I'm calculating just based on the 1.96 billion minus 1.32 billion remaining, and paid about 640 million. Is my thinking about that right?
Hugh Baker
Yes you’re, we have made again we have made 6.9 million payments in the last four weeks. So I think obviously add that to that number.
Sal Vitale
Okay and then Robert just a quick question for you, if I look at the Clarkson's rates for the Capesize, for the first quarter, average is about $4500 so if I look at your Capesize, the TCE rate you realized on the Capesize that’s about 12,700 so that’s a pretty hefty premium there.
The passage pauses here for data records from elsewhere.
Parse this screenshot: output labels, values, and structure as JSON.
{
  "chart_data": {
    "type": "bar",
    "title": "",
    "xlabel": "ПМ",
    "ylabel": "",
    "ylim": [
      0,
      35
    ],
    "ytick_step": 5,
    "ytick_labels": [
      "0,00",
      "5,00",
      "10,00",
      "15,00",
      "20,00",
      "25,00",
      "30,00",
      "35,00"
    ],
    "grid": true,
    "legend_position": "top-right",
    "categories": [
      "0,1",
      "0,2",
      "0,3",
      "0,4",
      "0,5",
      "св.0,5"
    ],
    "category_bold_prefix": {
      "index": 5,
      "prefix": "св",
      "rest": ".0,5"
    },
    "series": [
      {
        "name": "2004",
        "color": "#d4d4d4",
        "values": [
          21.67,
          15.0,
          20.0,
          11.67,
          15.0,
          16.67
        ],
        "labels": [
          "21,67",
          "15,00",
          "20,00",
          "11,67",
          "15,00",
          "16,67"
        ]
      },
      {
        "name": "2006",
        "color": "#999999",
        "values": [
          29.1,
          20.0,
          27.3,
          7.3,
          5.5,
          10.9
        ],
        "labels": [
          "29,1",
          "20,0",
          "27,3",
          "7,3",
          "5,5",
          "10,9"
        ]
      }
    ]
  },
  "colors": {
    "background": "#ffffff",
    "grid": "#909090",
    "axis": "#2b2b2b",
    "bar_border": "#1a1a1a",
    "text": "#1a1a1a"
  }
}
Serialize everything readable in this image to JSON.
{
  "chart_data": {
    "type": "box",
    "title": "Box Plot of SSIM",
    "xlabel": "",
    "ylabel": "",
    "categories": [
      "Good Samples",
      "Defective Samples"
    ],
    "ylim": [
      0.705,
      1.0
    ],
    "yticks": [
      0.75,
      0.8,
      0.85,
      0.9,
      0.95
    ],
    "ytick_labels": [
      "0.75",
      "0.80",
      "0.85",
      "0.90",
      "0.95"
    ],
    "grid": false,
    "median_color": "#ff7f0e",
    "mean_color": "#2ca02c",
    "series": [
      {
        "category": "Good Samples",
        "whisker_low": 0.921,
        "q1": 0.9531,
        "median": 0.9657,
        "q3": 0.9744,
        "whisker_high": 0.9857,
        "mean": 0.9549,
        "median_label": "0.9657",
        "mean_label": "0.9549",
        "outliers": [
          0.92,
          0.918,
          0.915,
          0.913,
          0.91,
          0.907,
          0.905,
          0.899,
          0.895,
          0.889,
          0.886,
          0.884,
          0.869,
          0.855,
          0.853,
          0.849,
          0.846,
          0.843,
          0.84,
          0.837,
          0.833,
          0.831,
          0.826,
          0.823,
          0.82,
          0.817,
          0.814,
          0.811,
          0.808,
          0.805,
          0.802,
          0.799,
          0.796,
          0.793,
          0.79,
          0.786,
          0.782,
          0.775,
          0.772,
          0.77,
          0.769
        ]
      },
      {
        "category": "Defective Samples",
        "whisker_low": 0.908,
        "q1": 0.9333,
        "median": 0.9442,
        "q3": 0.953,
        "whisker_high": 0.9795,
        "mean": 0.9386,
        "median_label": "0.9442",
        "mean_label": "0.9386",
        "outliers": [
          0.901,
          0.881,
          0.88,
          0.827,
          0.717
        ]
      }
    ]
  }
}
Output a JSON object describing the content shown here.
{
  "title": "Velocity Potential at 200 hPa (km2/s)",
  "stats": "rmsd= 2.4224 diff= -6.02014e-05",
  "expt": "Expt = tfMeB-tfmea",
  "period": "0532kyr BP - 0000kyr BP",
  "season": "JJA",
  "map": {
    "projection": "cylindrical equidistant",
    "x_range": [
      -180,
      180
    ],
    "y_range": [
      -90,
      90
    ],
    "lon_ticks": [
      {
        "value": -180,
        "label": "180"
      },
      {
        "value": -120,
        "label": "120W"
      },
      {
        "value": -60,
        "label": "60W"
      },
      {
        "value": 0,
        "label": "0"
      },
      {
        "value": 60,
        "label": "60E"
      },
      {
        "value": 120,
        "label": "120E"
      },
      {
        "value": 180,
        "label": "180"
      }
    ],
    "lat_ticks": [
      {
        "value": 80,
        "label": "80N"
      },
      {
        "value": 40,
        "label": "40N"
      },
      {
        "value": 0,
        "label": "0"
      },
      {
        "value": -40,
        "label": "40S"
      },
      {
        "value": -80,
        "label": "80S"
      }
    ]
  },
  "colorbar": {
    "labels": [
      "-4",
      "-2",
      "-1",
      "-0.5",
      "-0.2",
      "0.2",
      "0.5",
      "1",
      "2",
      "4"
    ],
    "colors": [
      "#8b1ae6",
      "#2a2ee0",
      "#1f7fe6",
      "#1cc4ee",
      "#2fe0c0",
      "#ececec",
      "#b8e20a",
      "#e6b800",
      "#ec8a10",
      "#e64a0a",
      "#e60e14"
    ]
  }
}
Why is the premium there more significant than for say the Kamsarmax and the Ultramax.
How do I think about the?
Robert Bugbee
You think about that the cape is chartered out, it's on time charter and there is a very significant specification enhancement in the market, the cape was able to capture that spread and the forward curve is in Contango on the cape market.
Operator
And it appears there are no further questions at this time, I would like to turn the conference back over to the presenters for any additional or closing remarks.
Hugh Baker
We have no closing remarks. Thank you everyone for joining us today and we look forward to speaking with you soon.
Operator
Thank you. And again that does conclude today's conference and we thank you all for joining us.